We talk a lot about how to stay connected to your partner and build intimacy (and last week's post was about taking advantage of your new empty nest). But what if, in spite of your best efforts and intentions, the relationship is still unsatisfying? Here are a few places you can look for help.
Books. How do you find the good ones? Ask people you trust for recommendations. Books that my patients have found helpful include: The All or Nothing Marriage: How the Best Marriages Work (Eli Finkel), The Five Love Languages (Gary Chapman), Ten Lessons to Transform your Marriage, and The Seven Principles for Making Marriage Work (John Gottman).
Podcasts. Esther Perel has a great podcast called “Where Should we Begin.” Each episode features a couple in an actual counseling session with Perel, who helps them articulate their feelings and get to the bottom of what’s really going on.
Seminars and retreats. Using Google, you can find everything from reasonably priced retreats hosted by religious organizations to pricey seminars hosted in scenic locations by marriage experts (often authors of books on marriage). Be sure to do your research and discuss what you’ve learned and what you expect with your partner before signing up. Some are classroom style with small group breakout sessions, while others may include public roleplaying, couples counseling, or game playing designed to foster connection.
Counseling. A good marriage counselor can help identify the underlying issues in your relationship and then facilitate the conversation as you work through them together. Look for counselors who specialize in marriage and family counseling and find out what kind of approach they use. Cognitive behavioral therapy, which focuses on changing negative thoughts and behaviors, is quite different from a Freudian approach, which focuses on unconscious meanings and motivations. Imago relationship therapy (IRT) is another approach; it explores how emotional wounds in childhood affect adult relationships so partners can better understand each other.
How will you know if a counselor is good?
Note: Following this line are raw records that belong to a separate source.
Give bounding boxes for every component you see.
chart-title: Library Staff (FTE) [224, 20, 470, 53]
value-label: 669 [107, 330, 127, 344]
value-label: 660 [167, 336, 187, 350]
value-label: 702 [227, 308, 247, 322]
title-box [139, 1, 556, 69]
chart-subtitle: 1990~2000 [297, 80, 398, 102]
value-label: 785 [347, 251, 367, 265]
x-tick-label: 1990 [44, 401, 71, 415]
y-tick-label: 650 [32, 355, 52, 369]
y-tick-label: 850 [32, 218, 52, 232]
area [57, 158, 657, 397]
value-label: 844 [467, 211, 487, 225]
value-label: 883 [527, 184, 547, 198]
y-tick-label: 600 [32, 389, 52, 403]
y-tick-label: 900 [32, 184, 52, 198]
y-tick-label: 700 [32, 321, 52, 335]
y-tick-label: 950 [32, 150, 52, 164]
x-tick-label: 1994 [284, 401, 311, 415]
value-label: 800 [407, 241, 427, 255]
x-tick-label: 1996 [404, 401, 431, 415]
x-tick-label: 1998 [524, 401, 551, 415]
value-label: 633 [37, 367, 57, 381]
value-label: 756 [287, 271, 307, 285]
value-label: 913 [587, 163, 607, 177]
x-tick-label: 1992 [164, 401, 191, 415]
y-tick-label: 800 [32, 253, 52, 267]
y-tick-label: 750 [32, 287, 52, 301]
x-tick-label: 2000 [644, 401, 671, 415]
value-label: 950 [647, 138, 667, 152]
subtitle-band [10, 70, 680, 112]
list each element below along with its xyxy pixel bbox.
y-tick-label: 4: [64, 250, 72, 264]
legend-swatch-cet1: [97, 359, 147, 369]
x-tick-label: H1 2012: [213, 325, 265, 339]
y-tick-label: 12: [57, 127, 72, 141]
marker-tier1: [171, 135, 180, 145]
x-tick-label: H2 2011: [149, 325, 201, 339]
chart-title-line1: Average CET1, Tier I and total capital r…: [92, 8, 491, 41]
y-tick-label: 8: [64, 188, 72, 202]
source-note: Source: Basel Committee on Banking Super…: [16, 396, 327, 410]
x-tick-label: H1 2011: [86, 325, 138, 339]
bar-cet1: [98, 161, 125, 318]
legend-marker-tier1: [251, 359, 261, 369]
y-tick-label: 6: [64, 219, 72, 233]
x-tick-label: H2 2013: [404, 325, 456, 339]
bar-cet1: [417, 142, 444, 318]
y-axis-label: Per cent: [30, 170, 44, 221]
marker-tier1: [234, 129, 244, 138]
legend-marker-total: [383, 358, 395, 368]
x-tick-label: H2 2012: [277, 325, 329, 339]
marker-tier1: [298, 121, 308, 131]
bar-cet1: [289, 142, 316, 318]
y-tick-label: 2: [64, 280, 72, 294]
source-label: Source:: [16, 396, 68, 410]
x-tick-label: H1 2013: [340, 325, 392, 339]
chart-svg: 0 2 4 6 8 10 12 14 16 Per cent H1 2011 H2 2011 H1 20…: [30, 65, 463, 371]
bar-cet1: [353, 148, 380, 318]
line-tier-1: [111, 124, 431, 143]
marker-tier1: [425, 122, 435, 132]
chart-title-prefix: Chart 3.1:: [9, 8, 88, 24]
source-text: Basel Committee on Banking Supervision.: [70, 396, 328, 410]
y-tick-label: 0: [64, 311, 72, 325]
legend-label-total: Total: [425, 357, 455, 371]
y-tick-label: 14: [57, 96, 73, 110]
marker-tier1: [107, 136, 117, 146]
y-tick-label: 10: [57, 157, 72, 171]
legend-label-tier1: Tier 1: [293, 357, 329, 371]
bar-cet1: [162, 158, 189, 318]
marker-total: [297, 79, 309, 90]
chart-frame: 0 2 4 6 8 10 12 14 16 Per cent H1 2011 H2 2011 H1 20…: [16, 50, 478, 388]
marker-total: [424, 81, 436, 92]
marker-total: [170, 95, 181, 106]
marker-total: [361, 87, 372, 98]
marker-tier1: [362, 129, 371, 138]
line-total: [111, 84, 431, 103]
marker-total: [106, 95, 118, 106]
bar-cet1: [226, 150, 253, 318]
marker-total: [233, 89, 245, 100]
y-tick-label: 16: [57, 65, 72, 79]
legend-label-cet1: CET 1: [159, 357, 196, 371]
Our friend Ann McKnight, a clinical social worker who is experienced with couples and families, has some thoughts. After the first session, you’ll likely have an idea of whether or not the person understands the issues and can offer a direction that makes sense to your and your partner. Don’t be afraid to ask about the counselor’s training and experience working with couples, as well as what kinds of outcomes they see. And, she says, “Do your own homework, as well, in considering ahead of time what outcomes you are hoping for from the process. Willingness to take ownership for your own role in the challenges of your marriage is important.”
All marriages go through rough patches. Often, they can recover with some extra help. Ann says that, of the couples she sees “an extremely high percentage of marriages can recover, particularly if people start to work on the marriage before they’ve reached the point of total burnout and hopelessness.”* It’s important to point out that she sees a self-selecting group in that they have sought out therapy—but you would fall into that category, too.
Whatever you do, don’t wait. Just like with your physical health, the sooner you address whatever the issue is, the greater the chance that it can be fixed.
*This holds true as long as there’s no domestic violence and/or untreated substance abuse.